Hi, thank you for taking my question. The first one is on if you can provide us information With more update on the integration charges, if from your preliminary analysis clearly pending the business plan presentation, you are still confident with what you have initially indicated and if you can provide us some preliminary indication at least of into how many years these integration charges will be splitted if it is reasonable to see already a big portion in the last quarter of this year and then the rest through 2026 and maybe some portion also in 2027. And the other question is on capital. If you can confirm that your preliminary indication of kind of 50 BIPs additional contribution in case of regulatory treatment of the insurance component like in Mediobanca. And the last question is regarding if you can provide us a further update on the management of the stake in general. Thank you.
Okay, so integration charge is something that we are assessing, clearly looking at what now we are considering. We are going to invest the money clearly in retention package. And then it depends how we complete the assessment, particularly on IT. That is one of the main areas where practically we are going to have some cost. But overall, we are confident first that we can, that the estimation we fixed when we launched the transaction is absolutely actual. And the second is that given the work of the teams that are now analyzing the combined business, we believe that we are going to have even room for having even a positive outcome from the overall cost we planned. The impact on quarter one regarding the potential Danish compromise is 50 plus. And generally, we are focused on Mediobanca. And as I was mentioning, generally, it is for us a nice correlated bulk of revenues. For the time being, we are, as I said, completely... involved and committed to deliver what we were mentioning earlier regarding the combination of the two entities.
Thank you.
For any further questions, please press star and 1 on your telephone. Mr. Lavaglio, at this time there are no questions registered. Excuse me, we do have a follow-up question from Luis Manuel Grillo Pratas, the autonomous.
Sorry, it's just a quick clarification on the general treatment. When do you expect to receive those, you know, more than 50 basis points impact? Thank you.
No, as I was saying, we like to be very conservative. All the figures we were measuring are without this benefit. So, we are working in order to have a This kind of benefit, honestly, is difficult to predict when this can be completed. But I believe we deserve it. So we will do our best in order to get as quick as possible, but depends not exclusively on us. For the time being, we manage everything without considering this benefit that should be obvious and should come to us.
Thank you.
Gentlemen, there is a final question from Ignacio Urlargui of BNP Paribas Exxon.
Hi. Thanks for the opportunity to take another question. I just was wondering whether you could consider entering a total return swap, as Vita has done on their own sales, given the confidence that you have about integration and the strength of the franchise and the combined franchise. Could that be a possibility or something that you don't explore at this stage?
Thank you. Sorry, Nacho. I have not understood what do you suggest we can consider?
So whether you could consider doing an equity, an derivative, buying your own shares like BIP or BIP on the 9.9% of the capital, if that could happen.
We are focused on what we know better that is doing banking, honestly.
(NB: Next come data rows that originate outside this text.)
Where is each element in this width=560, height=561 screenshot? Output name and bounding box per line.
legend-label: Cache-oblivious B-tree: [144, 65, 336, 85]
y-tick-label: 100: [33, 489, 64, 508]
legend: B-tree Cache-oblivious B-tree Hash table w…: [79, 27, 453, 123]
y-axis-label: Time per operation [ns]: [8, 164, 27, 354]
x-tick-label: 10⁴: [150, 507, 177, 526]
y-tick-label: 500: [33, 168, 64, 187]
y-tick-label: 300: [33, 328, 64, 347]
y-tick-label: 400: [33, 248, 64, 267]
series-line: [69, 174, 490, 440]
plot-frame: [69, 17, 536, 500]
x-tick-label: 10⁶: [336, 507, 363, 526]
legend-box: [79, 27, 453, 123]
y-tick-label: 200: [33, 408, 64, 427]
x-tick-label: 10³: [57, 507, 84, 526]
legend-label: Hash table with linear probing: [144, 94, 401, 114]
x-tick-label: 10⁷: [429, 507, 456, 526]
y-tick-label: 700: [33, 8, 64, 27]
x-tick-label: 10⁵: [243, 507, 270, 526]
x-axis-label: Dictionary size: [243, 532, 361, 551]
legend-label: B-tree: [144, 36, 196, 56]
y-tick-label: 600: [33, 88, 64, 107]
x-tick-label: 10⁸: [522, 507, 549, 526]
So we, for the time being, we are not considering any kind of transaction like that. We want to be really focused in getting the best from the two entities.
Thank you very much.
Gentlemen, at this time there are no questions registered. Back to you for any questions.
No other question, right? So thank you very much. And see you next presentation.
Ladies and gentlemen, thank you for joining. The conference is now over, and you may disconnect your telephones.